Condo owners want more disclosure from their boards. As owners they feel entitled to more information about how their home is managed and an accounting of expenditures.
Volunteer directors are reluctant to provide more information than is legally required for good reason. Society is changing in ways making it harder to provide full disclosure without being held accountable for changing perceptions, making unacceptable what once was acceptable.
In a survey of opinions by Public Square Research, only 19 percent of respondents felt comfortable sharing their opinions in public. Among co-workers and schoolmates only 31 percent felt comfortable sharing their opinions.
People are more self conscious about speaking openly and afraid to share their opinions. This extends beyond politics or religion which have always been controversial topics. Today many keep quiet for fear of losing their job or having their views mischaracterized.

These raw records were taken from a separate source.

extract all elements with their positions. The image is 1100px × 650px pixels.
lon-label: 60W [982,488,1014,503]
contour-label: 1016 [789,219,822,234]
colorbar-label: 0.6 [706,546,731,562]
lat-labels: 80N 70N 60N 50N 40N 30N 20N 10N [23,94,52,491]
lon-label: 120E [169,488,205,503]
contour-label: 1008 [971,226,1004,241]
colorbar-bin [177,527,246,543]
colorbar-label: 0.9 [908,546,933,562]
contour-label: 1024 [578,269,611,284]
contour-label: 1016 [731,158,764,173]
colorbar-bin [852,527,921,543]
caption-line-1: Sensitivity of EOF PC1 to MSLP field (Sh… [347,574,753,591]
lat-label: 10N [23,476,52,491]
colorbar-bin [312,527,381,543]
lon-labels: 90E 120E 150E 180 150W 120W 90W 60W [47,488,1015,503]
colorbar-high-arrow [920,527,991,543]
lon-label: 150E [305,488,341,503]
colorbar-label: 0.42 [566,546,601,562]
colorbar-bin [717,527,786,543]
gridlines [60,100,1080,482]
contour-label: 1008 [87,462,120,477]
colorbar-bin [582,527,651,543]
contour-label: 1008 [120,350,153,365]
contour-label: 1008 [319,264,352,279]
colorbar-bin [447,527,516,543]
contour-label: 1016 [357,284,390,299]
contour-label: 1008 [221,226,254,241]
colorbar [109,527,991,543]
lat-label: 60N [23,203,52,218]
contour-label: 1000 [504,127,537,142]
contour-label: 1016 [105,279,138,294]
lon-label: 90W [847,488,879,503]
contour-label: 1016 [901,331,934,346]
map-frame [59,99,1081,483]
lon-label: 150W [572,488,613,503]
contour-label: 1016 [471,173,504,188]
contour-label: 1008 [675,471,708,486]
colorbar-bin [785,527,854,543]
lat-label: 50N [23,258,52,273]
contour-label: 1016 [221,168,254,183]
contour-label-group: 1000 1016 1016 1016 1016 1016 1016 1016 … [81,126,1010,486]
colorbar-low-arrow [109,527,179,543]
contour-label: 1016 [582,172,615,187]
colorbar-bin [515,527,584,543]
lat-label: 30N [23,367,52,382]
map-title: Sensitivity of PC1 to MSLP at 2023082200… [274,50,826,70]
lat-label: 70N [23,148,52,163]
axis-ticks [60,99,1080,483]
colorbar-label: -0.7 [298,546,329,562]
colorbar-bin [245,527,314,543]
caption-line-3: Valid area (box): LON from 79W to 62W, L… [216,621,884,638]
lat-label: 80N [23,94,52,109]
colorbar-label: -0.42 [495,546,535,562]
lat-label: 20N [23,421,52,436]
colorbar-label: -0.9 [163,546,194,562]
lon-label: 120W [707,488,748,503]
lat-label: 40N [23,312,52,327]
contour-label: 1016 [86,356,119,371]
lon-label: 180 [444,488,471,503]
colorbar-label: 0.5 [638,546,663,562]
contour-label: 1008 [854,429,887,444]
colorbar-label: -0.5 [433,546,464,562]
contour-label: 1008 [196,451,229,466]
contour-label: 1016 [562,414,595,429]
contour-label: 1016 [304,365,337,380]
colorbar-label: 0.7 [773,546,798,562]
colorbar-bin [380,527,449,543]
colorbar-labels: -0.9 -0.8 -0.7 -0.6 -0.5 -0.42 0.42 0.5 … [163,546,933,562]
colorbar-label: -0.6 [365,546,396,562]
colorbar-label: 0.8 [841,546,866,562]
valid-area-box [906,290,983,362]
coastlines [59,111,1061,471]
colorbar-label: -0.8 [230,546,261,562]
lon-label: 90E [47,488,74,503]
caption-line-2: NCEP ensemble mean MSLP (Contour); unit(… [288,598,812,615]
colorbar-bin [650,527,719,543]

Far too many are of the belief that those expressing offensive ideas should lose their job, and those with radical ideas should be censored. Taken to the current extreme, more choose to remain silent on matters that deserve to be discussed and resolved or improved on.
This societal trend makes it harder to govern the condominium home. Fear of speaking openly makes it impossible to discuss matters on a condo board. Yet controversial topics must be discussed and decisions made. Many more innocuous matters may be misrepresented and deemed controversial when some are dissatisfied by board decisions.
Privacy of conversation is essential to the proper functioning of the condo board. Directors must feel safe having conversations necessary for making decisions. They need to be assured that conversations remain private and not disclosed through meeting minutes or other means.
While this may be disconcerting to condo residents seeking broader disclosure, private conversations are necessary for a condo board to be effective.